The robotic field geologist has spent most of the past three
weeks surveying the whole outcrop, and then turning back for
close-up inspection of selected portions. The rover found a very
high concentration of sulfur in the outcrop with its alpha particle
X-ray spectrometer, which identifies chemical elements in a sample.
"The chemical form of this sulfur appears to be in magnesium, iron
or other sulfate salts," said Dr. Benton Clark of Lockheed Martin
Space Systems, Denver. "Elements that can form chloride or even
bromide salts have also been detected."
At the same location, the rover's Mossbauer spectrometer, which
identifies iron-bearing minerals, detected a hydrated iron sulfate
mineral called jarosite. Germany provided both the alpha particle
X-ray spectrometer and the Mossbauer spectrometer. Opportunity's
miniature thermal emission spectrometer has also provided evidence
for sulfates. On Earth, rocks with as much salt as this Mars rock
either have formed in water or, after formation, have been highly
altered by long exposures to water. Jarosite may point to the
rock's wet history having been in an acidic lake or an acidic hot
springs environment. The water evidence from the rocks' physical
appearance comes in at least three categories, said Dr. John
Grotzinger, sedimentary geologist from the Massachusetts Institute
of Technology, Cambridge: indentations called "vugs," spherules and
crossbedding.
Pictures from the rover's panoramic camera and microscopic
imager reveal the target rock, dubbed "El Capitan," is thoroughly
pocked with indentations about a centimeter (0.4 inch) long and
one-fourth or less that wide, with apparently random orientations.
This distinctive texture is familiar to geologists as the sites
where crystals of salt minerals form within rocks that sit in briny
water. When the crystals later disappear, either by erosion or by
dissolving in less-salty water, the voids left behind are called
vugs, and in this case they conform to the geometry of possible
former evaporite minerals.
Round particles the size of BBs are embedded in the outcrop.

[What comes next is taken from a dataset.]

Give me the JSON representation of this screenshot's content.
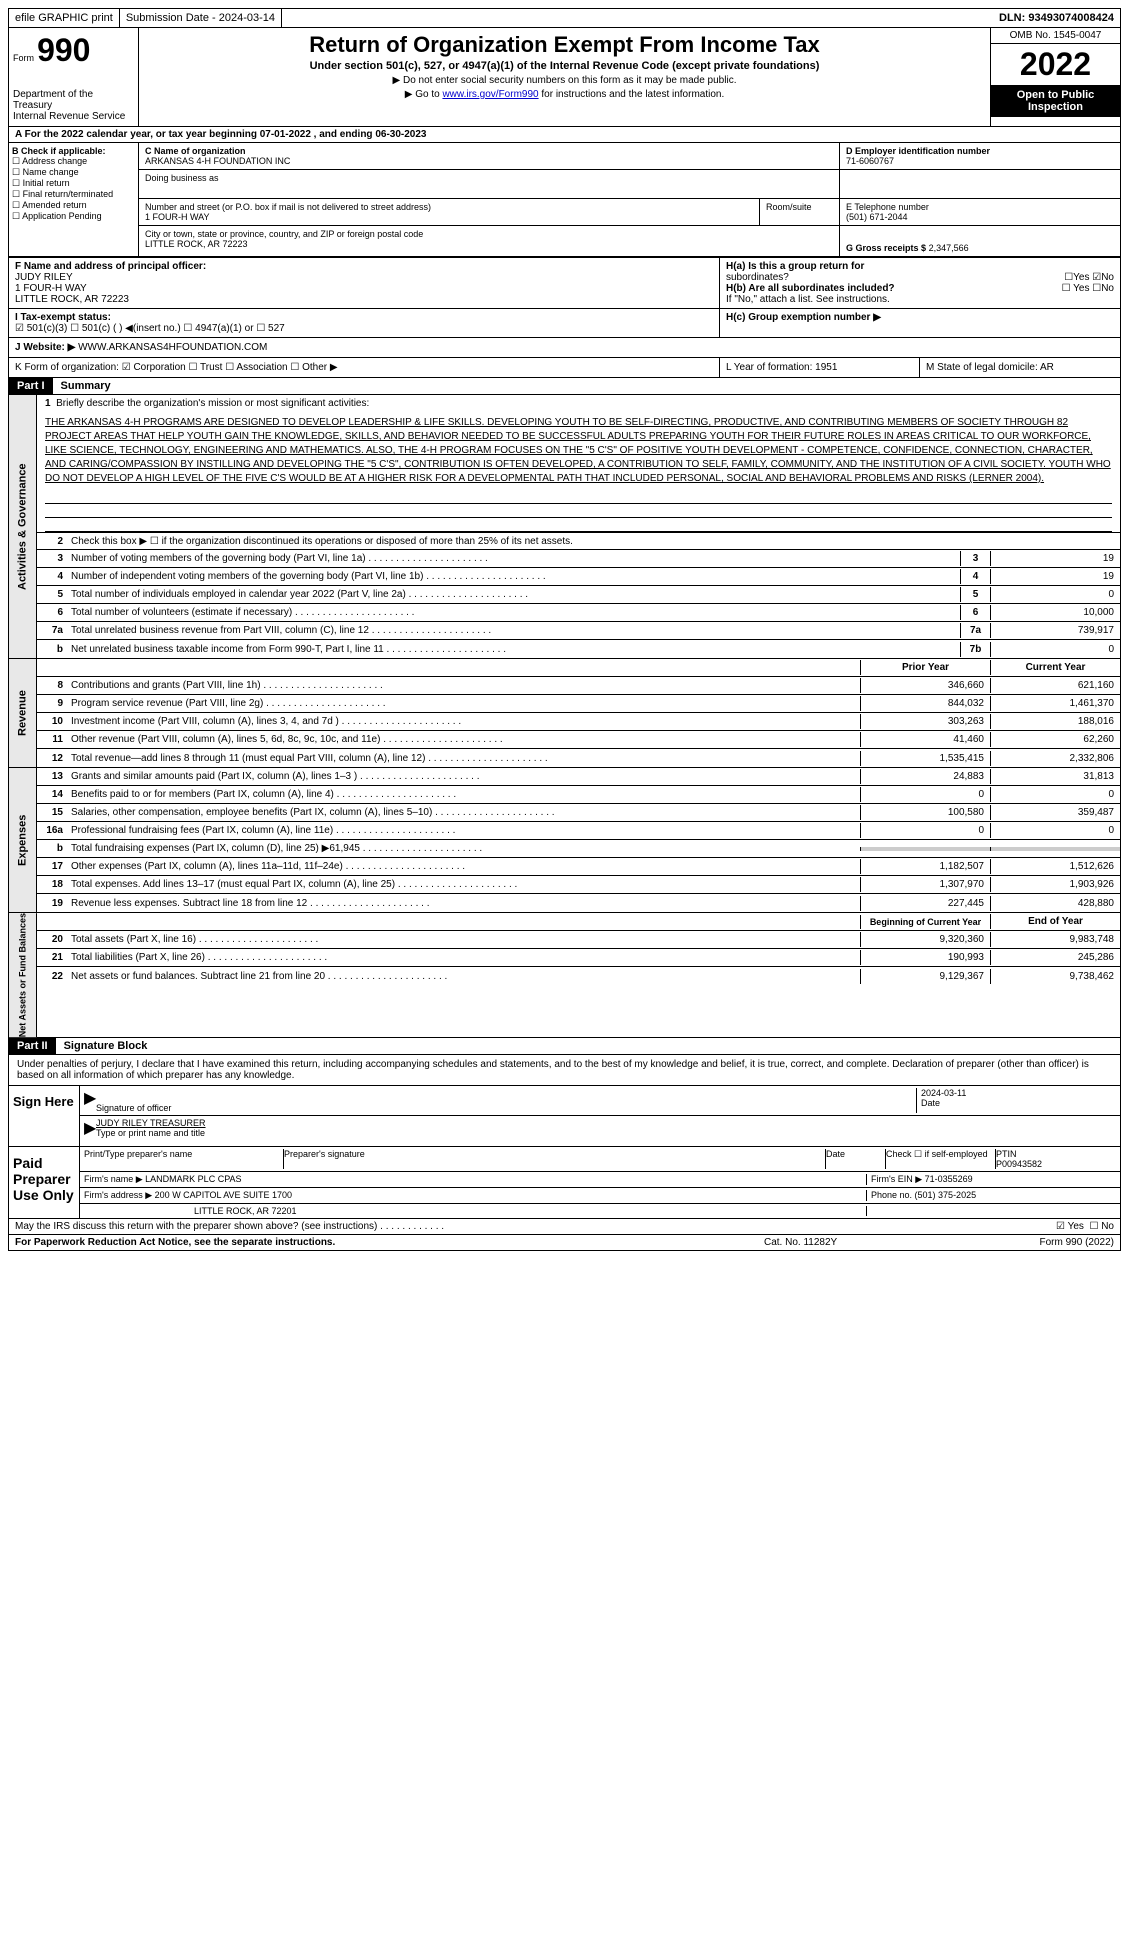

From shape alone, these spherules might be formed from volcanic
eruptions, from lofting of molten droplets by a meteor impact, or
from accumulation of minerals coming out of solution inside a
porous, water-soaked rock. Opportunity's observations that the
spherules are not concentrated at particular layers in the outcrop
weigh against a volcanic or impact origin, but do not completely
rule out those origins. Layers in the rock that lie at an angle to
the main layers, a pattern called crossbedding, can result from the
action of wind or water. Preliminary views by Opportunity hint the
crossbedding bears hallmarks of water action, such as the small
scale of the crossbedding and possible concave patterns formed by
sinuous crestlines of underwater ridges.
The images obtained to date are not adequate for a definitive
answer. So scientists plan to maneuver Opportunity closer to the
features for a better look. "We have tantalizing clues, and we're
planning to evaluate this possibility in the near future,"
Grotzinger said.